In afternoon I had talk with Prime Minister and Sabit Bey Khalidi as interpreter. I told Prime Minister that Israel had expressed great interest in Jordan suggestion concerning special committee and had inquired of commission whether there were any conditions precedent to establishment of committee. Said Pasha told me that Jordan had no prior conditions to impose on Israelis before commencement of negotiations in committee. It was not true as Azmi Bey had previously informed Riley (Palun 382) that Jordan representatives would be expected to report to government commission of four. All dealings of Jordan representatives would be directly with Cabinet and any discussions which were held in committee would be reviewed by entire Cabinet. Said Pasha said Jordan Government would not prepare terms of reference until after Jordan delegates (Fawzi Mulki Pasha and Hamad Bey Farhan) return from AL meeting. If discussions should go well in special committee, Jordan Government could give consideration to increasing level its representation. Meanwhile Jordan Government awaited with interest appointment of two Israel representatives. In response my question, Said Pasha told me Jordan Government had already informed General Riley formally of its desire to commence discussions through Special Committee. (Riley received communication evening August 22.) Said Pasha said commission of lour had been originally established under Foreign Minister as liaison between Jordan Government and PCC as well as PRA. It was not clear from statements of Said Pasha whether committee of 16 Palestinians was to work with this commission in connection with eventual negotiations for final settlement through PCC or whether only concerned with activities special committee.3

[Page 981]

[Here follows final paragraph transmitting the views of an Israeli spokesman given to Ambassador Palmer.]

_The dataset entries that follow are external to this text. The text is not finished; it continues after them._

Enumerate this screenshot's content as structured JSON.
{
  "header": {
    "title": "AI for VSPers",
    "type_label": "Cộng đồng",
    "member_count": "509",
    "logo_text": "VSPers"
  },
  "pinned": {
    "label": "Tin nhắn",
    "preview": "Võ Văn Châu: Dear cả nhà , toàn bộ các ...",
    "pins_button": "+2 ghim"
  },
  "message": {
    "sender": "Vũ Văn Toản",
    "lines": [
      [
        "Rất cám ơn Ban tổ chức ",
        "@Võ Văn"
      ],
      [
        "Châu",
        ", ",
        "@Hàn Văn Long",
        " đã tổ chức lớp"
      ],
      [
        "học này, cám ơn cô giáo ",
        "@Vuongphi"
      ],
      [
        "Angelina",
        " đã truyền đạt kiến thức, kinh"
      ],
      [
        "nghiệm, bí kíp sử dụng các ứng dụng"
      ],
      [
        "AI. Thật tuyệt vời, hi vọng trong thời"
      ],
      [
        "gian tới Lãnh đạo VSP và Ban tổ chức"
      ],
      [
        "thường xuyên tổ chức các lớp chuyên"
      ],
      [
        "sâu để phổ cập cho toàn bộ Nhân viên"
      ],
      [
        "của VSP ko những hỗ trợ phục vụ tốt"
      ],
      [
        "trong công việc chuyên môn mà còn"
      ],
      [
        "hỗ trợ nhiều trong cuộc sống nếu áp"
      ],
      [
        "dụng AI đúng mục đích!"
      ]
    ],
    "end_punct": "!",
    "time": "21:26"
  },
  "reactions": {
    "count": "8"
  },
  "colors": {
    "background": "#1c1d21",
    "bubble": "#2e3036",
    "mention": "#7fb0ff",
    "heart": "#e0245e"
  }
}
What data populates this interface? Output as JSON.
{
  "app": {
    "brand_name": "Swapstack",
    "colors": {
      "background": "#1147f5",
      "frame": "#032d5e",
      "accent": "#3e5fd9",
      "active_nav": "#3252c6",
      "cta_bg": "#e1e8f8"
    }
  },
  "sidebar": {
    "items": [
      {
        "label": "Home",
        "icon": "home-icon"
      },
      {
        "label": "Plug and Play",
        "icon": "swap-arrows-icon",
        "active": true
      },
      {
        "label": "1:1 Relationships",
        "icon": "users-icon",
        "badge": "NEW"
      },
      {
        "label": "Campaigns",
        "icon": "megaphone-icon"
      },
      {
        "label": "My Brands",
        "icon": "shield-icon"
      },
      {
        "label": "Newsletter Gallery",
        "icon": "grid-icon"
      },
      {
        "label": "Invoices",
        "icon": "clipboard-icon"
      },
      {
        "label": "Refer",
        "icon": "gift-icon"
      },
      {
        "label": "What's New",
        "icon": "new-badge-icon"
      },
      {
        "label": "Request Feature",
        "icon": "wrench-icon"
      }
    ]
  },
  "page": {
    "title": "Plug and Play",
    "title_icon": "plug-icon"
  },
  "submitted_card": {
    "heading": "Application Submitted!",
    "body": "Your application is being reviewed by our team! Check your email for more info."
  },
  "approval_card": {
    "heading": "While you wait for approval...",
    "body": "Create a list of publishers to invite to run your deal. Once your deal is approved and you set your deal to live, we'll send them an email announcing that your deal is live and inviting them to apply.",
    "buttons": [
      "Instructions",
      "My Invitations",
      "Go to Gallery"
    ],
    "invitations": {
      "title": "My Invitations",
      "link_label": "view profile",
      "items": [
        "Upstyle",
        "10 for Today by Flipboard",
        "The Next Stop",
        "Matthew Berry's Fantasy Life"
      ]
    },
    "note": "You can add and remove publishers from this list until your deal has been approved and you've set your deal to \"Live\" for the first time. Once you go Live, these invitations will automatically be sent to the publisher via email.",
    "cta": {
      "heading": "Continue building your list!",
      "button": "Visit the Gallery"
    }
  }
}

  1. Identified also as telegram 46, August 21, from Jerusalem, p. 975.
  2. Identified also as telegram 40, August 17, from Jerusalem, p. 973.
  3. The Palestine Conciliation Commission met with the highest officials of Syria on August 24. The officials were said to be very friendly. Prime Minister Qudsi expressed the opinions that not many refugees would wish to return to Palestine and that those who did not wish to return should be resettled. He indicated that the Syrian Government would cooperate in a careful study of resettlement and that payment of compensation would facilitate resettlement. Territorial adjustments, he said, would also facilitate a solution of the refugee problem.

    The Commission met with the highest officials of Lebanon the next day. Foreign Minister Philip Tacla stated that his Government was agreeable to the resettlement of refugees who could not return to their homes. He reaffirmed, however, that no refugees could be resettled in Lebanon because the country was already overpopulated and resettlement there would upset the existing religious equilibrium.

    These accounts of the Commission’s meetings with Syrian and Lebanese officials were transmitted by Jerusalem in telegram 58, identified also as Palun 387, August 29, 357.AC/8–2950.